NCPA - National Center for Policy Analysis

Russia's Challenge

June 26, 2015

Currently, 17.1 percent of Russia's Gross Domestic Product (GDP) and 30.4 percent of government revenue comes from comes from the sale of fossil fuels.

According to a study by economist Laurence J. Kotlikoff of Boston University and colleagues, a 50 percent decline in fossil fuel prices from 2013 prices would put Russia under great fiscal stress. If Russia chooses not to make cuts to spending, then it will need to increase taxes, institute growth-enhancing reforms, or resort to debt finance. Without tax hikes or spending cuts, the government will run deficits of about 6.1 percent of GDP immediately after the economic shock and later deficits of 10.8 percent of GDP. By 2024, debt reaches 99.3 percent of GDP and entails perpetually higher government spending.

However, Russia is not without policy options. It could:

  • Gradually phase out its pay-as-you-go state run pension system and its associated very high payroll tax and replace it with a personalized account system.
  • Eliminate corporate income tax and make up lost revenue by raising consumption and wage taxes.
  • Raise Russia's fertility rate significantly (a 25 percent increase).

Raising Russia's fertility rate has a pronounced impact on the country's future GDP. The lesson here is that the size of the Russian work force, not improved work incentives facing Russian workers (via lower marginal tax rates or higher pre-tax wages), is of paramount importance in determining Russia's production of goods and services. Without a change in fertility rate, Russia could face a population of 98.8 million by 2100, a shrink of over 30 percent relative to its current size.
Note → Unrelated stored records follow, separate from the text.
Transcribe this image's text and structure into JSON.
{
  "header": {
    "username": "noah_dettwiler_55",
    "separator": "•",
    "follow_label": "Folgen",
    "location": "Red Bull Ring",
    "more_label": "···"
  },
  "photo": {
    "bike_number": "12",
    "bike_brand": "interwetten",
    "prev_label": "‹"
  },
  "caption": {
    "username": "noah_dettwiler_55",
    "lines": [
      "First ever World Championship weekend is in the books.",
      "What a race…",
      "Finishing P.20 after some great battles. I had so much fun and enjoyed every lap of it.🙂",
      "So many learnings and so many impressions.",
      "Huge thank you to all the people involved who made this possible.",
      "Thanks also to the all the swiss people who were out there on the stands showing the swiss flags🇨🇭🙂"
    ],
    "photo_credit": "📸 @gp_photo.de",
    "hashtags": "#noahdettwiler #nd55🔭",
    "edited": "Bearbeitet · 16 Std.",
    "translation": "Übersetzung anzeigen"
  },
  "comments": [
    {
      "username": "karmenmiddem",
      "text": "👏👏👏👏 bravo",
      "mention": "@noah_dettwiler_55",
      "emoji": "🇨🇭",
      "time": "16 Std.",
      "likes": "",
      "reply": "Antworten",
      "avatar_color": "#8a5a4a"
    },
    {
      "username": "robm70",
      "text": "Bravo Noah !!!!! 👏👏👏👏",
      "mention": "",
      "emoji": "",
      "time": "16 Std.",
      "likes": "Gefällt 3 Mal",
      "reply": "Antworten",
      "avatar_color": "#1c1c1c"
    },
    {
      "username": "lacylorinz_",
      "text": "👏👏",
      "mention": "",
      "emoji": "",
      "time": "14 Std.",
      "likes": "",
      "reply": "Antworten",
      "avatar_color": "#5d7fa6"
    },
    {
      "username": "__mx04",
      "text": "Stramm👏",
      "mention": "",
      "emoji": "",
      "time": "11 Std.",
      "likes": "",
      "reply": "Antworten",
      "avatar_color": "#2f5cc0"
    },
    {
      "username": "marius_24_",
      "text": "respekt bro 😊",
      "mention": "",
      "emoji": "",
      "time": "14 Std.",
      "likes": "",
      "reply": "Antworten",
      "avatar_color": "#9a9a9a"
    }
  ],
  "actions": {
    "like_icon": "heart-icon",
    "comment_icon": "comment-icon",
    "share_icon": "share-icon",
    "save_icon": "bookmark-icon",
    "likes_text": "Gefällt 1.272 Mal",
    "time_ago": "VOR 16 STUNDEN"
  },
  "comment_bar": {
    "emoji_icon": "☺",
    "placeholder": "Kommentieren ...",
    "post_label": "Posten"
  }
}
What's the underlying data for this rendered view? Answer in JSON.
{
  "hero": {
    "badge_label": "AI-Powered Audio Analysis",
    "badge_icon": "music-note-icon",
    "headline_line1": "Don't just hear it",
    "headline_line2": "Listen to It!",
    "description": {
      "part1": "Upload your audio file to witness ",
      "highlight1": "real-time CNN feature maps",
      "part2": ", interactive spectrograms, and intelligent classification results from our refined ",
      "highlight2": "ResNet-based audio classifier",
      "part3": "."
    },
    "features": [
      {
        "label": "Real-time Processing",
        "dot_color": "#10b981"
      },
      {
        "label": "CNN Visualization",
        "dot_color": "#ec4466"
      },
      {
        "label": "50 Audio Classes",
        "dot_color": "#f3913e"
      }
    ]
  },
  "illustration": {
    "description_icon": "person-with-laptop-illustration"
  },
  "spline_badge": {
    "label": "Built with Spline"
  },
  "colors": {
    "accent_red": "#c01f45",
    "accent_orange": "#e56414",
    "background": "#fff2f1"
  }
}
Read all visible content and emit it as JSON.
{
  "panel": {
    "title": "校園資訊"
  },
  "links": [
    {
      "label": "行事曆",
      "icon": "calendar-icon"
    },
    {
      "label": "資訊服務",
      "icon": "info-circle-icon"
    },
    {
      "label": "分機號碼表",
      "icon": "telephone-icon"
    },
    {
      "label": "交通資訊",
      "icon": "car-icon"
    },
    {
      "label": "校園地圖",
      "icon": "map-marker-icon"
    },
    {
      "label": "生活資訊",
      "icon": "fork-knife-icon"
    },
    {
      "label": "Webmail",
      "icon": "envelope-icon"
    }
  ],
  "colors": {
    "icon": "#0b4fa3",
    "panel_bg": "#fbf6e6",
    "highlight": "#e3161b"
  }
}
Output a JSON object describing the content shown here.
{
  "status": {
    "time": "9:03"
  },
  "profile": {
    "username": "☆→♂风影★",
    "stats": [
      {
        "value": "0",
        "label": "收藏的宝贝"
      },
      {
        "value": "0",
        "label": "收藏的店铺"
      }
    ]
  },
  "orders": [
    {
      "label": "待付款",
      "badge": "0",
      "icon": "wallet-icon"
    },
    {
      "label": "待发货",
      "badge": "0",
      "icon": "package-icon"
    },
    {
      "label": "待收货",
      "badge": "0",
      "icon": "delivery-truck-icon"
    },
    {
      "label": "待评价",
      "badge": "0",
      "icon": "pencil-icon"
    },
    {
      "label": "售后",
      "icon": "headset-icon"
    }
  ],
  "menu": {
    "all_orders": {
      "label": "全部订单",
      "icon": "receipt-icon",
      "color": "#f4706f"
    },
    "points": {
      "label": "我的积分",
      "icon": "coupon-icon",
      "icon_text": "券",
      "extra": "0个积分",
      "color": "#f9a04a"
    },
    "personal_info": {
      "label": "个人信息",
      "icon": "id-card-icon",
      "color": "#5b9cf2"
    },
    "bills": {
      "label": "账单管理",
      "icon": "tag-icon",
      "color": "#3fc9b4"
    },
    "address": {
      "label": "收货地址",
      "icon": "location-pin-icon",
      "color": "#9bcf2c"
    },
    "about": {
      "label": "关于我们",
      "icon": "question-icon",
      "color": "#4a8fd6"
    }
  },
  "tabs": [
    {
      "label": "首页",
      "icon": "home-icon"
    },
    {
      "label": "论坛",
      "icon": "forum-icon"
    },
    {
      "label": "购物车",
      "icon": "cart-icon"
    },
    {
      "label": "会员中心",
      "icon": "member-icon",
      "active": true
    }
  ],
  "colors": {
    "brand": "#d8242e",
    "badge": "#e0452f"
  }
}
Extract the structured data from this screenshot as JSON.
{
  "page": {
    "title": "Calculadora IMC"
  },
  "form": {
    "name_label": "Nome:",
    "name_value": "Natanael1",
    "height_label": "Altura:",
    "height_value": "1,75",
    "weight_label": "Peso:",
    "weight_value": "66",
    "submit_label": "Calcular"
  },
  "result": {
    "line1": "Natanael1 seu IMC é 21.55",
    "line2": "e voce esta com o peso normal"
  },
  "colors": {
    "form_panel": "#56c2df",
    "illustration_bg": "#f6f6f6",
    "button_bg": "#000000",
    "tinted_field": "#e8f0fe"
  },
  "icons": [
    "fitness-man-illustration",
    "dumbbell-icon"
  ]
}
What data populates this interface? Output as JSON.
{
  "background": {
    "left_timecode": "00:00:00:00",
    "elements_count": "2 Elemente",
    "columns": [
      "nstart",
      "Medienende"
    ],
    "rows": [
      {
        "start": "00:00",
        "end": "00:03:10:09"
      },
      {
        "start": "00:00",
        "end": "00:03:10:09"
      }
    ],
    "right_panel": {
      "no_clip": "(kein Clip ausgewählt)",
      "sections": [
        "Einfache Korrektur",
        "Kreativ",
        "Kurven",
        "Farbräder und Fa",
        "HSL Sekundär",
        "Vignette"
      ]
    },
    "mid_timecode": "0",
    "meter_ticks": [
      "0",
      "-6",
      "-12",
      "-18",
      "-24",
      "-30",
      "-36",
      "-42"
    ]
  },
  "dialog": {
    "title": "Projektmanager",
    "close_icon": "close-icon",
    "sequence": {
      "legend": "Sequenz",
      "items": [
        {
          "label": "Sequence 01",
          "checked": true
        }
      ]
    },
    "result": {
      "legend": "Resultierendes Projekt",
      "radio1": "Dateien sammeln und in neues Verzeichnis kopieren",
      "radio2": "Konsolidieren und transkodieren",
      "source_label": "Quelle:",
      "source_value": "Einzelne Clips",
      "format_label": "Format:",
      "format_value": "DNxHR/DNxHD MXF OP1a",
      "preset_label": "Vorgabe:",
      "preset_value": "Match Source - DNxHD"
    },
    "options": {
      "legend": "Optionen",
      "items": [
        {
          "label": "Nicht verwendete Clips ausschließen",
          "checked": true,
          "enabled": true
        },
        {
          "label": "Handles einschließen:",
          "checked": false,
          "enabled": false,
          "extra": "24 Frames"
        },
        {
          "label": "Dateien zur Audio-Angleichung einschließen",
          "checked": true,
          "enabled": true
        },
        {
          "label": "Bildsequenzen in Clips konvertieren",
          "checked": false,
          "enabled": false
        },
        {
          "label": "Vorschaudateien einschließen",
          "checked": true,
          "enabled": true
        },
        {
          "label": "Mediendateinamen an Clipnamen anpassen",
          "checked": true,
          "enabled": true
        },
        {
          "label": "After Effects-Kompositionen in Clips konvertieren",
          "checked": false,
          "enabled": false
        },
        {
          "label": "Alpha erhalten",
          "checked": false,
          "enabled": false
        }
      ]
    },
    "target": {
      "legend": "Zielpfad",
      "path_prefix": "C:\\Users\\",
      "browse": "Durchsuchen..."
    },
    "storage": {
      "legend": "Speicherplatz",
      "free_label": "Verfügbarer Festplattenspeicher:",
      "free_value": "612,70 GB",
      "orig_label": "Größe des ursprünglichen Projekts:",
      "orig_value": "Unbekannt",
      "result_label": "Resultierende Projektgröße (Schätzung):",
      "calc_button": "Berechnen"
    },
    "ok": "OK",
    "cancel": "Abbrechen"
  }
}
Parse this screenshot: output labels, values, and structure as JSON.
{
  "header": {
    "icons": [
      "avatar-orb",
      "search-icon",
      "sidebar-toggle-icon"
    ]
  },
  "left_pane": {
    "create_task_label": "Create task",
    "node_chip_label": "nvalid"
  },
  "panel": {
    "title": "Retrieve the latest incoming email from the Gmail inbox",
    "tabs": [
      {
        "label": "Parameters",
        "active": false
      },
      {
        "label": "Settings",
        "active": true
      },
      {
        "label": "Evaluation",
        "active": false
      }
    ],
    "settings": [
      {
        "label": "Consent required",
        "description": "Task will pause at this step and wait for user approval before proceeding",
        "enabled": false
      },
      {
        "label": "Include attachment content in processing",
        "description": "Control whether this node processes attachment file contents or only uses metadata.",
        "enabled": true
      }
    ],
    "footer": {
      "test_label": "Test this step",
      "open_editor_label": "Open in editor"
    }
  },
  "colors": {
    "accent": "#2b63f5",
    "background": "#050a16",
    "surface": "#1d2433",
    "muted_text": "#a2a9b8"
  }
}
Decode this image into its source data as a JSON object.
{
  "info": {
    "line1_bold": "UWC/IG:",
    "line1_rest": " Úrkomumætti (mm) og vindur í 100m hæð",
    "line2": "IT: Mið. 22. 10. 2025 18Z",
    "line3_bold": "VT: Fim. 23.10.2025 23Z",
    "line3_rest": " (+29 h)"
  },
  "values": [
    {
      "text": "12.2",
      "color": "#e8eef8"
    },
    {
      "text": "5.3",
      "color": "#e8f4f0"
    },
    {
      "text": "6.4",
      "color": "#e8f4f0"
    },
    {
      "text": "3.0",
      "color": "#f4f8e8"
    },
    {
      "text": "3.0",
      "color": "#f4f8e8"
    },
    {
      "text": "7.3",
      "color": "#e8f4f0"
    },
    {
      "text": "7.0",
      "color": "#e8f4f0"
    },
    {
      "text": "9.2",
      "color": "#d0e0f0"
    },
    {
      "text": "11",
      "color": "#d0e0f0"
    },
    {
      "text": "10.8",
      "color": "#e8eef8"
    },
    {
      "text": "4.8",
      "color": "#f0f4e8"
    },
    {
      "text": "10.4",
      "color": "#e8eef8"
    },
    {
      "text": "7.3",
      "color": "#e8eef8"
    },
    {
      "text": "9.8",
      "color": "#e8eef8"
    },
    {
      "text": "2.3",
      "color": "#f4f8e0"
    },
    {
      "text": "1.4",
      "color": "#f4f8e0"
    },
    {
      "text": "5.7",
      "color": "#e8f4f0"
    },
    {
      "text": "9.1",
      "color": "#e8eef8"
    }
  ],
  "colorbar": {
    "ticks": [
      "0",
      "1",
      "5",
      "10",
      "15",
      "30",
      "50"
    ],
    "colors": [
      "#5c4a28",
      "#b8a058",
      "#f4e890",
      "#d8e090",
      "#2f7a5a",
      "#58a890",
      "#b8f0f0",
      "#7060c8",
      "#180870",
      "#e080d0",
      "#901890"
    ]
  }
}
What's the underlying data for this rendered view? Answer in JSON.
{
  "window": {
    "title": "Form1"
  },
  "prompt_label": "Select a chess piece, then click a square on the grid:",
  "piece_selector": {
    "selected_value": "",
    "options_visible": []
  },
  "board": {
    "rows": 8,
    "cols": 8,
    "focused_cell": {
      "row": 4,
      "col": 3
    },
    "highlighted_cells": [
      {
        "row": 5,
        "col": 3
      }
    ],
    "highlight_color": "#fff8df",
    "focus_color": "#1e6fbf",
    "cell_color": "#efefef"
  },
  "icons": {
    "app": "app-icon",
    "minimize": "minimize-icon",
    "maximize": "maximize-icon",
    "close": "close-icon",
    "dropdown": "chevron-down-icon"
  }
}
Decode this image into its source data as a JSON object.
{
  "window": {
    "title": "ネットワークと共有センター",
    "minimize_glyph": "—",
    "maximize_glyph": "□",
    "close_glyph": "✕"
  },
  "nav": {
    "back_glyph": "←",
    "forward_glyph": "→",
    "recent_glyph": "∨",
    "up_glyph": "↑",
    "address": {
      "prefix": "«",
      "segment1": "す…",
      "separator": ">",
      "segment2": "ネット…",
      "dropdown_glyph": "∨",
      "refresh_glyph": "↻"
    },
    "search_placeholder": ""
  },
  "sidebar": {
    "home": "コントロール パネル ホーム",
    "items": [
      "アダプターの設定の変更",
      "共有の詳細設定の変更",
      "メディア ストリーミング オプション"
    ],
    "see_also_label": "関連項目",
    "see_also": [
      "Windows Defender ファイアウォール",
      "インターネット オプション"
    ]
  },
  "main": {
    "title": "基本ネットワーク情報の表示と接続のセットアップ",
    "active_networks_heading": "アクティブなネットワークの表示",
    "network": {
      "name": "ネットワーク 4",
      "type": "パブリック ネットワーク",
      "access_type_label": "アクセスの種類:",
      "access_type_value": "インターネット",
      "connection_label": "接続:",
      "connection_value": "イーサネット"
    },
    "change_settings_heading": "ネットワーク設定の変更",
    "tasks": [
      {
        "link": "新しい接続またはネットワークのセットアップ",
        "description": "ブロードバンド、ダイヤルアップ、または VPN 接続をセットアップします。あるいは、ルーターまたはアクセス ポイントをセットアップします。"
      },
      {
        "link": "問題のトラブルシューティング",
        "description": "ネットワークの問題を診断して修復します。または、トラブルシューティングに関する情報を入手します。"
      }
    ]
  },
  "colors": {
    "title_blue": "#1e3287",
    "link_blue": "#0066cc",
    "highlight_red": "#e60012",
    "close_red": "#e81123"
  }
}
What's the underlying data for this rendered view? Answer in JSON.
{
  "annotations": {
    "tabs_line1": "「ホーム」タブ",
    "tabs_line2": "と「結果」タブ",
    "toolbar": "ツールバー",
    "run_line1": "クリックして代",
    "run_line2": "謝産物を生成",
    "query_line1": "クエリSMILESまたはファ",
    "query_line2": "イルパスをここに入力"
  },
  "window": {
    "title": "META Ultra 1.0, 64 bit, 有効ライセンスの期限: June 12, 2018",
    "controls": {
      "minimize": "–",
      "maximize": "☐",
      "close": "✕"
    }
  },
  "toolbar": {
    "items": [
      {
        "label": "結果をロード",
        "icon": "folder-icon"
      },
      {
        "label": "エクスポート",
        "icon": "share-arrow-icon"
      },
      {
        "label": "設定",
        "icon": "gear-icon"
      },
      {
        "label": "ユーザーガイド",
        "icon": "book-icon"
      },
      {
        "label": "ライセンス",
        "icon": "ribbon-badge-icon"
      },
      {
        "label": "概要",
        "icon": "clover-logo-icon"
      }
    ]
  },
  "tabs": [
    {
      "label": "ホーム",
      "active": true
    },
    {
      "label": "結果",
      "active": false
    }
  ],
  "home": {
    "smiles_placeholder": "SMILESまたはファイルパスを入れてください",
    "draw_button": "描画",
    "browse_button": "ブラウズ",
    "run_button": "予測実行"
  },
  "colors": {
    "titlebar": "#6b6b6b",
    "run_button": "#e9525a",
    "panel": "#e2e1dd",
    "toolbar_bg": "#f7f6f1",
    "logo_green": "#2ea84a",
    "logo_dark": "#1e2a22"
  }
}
Fossil-fuel depletion and the potential for permanently lower fossil fuel prices make Russia's fiscal finances particularly precarious. With no change in policy, average tax rates in Russia will close to double over the century. Marginal effective wage-taxation will rise to levels that provide greater incentives for tax evasion. This points calls into question the sustainability of long-term fiscal policy.

Source: Seth G Benzell, Eugene Goryunov, Maria Kazakova, Laurence J. Kotlikoff, Guileermo LaGarda, Kristina Nesterova, and Andrey Zubarev, "Simulating Russia's Challenging Transition," National Bureau of Economic Research, Working Paper No. 21269, June 2015.